24" x 36"
Oil on stretched canvas
This painting was a lot of fun to paint. There is a phrase that I have always heard "when the cows come home". From what I can find on the internet that means for an indefinite time or a very long time. Evidently cows are very slow moving and never seem to get in a hurry but live a pretty non hurried life. I do envy that trait. For years I worked at jobs that required a lot of organization and running from one project to another. Now I paint every day and walk and read, meet friends for lunch and even watch a movie in the middle of the day if I want to. There are still moments where I feel like I have too much to do. I know, for those of you who still work outside your homes I sound like a spoiled brat. But today I tried to just live more like a cow.....I took my time. One of the benefits I reaped today was that my sweet friend sent me a devotional and I stopped what I was doing and took the time to read it. It was written by Richard Rohr. I will quote part of it here:
"If you have loved Jesus - perhaps with great passion and protectiveness-do you recognize that any God worthy of the name must transcend creeds and denominations, time and place, nations and ethnicities, and all the vagaries of gender and sexuality, extending to the limits of all we can see suffer and enjoy?

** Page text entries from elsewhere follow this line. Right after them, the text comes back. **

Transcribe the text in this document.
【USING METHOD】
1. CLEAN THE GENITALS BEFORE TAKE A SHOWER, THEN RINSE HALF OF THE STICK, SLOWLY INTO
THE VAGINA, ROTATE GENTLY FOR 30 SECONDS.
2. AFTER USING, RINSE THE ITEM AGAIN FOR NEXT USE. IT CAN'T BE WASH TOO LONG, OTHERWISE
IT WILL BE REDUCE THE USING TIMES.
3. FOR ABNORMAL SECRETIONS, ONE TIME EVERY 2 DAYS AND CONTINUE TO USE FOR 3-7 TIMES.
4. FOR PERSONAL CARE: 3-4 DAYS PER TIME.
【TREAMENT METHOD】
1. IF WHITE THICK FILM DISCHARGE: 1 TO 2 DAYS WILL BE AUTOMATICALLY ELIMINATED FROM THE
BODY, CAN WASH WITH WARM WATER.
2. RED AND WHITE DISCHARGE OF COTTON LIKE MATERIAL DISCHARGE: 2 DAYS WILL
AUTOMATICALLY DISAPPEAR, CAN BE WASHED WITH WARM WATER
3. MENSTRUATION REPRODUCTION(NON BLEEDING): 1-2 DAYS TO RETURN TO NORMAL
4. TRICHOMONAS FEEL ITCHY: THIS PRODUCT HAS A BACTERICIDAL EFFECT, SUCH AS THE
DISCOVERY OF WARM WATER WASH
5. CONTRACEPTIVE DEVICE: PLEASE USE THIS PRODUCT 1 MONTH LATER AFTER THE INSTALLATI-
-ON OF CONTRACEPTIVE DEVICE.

All of our human differences are "hidden with Christ in God" (Colossians 3:3).
You are a child of God, and always will be, even when you don't believe it.
This is why I can see Christ in my dog, the sky, and all creatures, and it's why you, whoever you are, can experience God's unadulterated care for you in your garden or kitchen. You can find Christ's presence in your beloved partner or friend, an ordinary beetle, a fish in the deepest sea that no human will ever observe, and even in those who do not like you and those who are not like you.
This is the illuminating light that enlightens all things, making it possible for us to see things in their fullness. Light is less something we see directly and more something by which we see all other things. When Jesus Christ calls himself the "Light of the World" (John 8:12), he is not telling us to look just at him, but to look out at life with his all-merciful and non-dualistic eyes. We see him so we can see like him - with the same infinite compassion.
When your isolated "I" turns into a connected "we", you have moved from Jesus to Christ. We no longer have to carry the burden of being a perfect "I" because we are saved "in Christ" and as Christ. Or, as Christians say correctly, but too quickly, at the end of our official prayers: "Through Christ, Our Lord, Amen."